For a poet so notoriously difficult and often impenetrable, it's funny that this may be his best-known work.




In a Station of the Metro
Ezra Pound

The apparition of these faces in the crowd;  
Petals on a wet, black bough.




If you might not be aware, Ezra Pound was one of the seminal figures in 20th-century poetry. Marianne Moore, William Carlos Williams, T.S. Eliot, James Joyce, HD all owed a lot to him as a publisher, editor, critic, promoter and literary influence. 


In English major circles it's his Cantos that are the best-known, and are one thorny, difficult nut to crack. They're still controversial, too - a few years back Poetry magazine published a prose piece that has the memorable lines "When I fell out of love with the Cantos, I fell all the way out." There's still debate whether there's any point in slogging and laboring to work them through. 


So it's funny that such as simple, natural image as easy to grasp as a haiku may be one of his most lasting legacies. Don't believe me? Here's three photos I found in less than a minute just by doing an image search for the exact text of the last line.

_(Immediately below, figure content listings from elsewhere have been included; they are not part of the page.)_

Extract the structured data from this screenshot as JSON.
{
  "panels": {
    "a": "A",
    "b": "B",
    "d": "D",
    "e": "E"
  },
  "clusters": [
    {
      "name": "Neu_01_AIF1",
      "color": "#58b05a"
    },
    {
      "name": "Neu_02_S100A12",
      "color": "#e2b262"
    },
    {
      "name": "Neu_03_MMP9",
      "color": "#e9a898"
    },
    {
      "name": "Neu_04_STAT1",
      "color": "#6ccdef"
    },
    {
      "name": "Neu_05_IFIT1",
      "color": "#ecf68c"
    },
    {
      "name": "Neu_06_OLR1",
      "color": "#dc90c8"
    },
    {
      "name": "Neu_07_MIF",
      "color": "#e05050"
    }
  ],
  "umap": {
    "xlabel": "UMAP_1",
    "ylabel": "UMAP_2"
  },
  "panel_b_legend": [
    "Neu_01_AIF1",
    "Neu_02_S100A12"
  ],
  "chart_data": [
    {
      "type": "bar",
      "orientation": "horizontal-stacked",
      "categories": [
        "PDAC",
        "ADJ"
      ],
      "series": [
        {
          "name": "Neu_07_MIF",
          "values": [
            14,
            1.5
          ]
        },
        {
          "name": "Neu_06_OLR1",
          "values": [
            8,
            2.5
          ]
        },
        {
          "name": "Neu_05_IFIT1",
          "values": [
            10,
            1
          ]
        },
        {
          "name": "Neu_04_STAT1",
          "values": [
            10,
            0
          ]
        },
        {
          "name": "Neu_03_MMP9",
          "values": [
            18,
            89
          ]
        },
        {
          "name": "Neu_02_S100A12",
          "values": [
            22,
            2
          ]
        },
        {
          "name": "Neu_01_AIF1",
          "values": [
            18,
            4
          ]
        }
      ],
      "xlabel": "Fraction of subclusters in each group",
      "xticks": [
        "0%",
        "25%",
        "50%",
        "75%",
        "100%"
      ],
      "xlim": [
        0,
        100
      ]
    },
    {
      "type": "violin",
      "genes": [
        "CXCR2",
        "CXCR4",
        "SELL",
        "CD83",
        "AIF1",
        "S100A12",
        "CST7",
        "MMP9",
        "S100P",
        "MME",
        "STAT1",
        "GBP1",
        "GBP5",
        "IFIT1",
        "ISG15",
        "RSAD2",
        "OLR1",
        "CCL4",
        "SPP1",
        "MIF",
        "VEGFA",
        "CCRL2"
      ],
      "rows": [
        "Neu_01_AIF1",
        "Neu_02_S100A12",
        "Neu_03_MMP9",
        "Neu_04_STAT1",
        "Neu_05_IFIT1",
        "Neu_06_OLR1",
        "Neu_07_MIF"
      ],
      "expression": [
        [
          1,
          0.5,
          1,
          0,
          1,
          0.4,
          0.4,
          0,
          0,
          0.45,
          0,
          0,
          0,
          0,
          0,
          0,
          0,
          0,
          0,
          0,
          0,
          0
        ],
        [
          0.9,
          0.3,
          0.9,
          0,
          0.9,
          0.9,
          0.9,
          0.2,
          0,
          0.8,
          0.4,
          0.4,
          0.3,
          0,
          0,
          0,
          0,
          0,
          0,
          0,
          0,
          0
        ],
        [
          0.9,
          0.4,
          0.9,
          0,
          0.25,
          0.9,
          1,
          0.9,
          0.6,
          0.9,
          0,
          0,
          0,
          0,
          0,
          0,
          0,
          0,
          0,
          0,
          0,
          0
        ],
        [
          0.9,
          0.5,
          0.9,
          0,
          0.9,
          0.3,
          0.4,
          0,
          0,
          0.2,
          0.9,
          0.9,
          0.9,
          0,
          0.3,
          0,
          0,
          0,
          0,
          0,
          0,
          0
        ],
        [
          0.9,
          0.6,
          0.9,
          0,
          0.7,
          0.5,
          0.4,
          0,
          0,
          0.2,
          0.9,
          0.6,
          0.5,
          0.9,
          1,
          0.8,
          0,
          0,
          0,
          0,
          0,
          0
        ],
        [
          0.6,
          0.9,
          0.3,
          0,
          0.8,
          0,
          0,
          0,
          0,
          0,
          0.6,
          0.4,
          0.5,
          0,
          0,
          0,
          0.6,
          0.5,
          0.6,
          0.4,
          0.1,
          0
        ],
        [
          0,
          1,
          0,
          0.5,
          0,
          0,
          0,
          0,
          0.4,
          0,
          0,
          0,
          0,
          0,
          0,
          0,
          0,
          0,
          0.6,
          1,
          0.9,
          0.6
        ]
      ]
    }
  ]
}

It's funny, too, because this was one of the earliest poems I ever remember reading. I think I was in elementary school in Portugal and our Reading textbook included the poem and a crude pen-and-ink drawing that resembled both petals and faces.


If you want to be literal about it. 


It makes sense that Pound helped kickstart the Imagist movement, whose battle cry was "No images but in things." They wanted the simple, direct path in describing objects and let that immediacy and purity be enough for poetry. It doesn't have to be deep, in fact it shouldn't be. Deep things are the lies people tell themselves to feel good. Things are the only things that are inescapable and inarguable.


It's a good point that severely irked me at the time, and to a degree still does. After reading some Imagist poems I wonder, "If describing this so well is your main aim, why did you decide to take up a non-visual medium?" But it takes all kinds, so they say. I guess I believe them.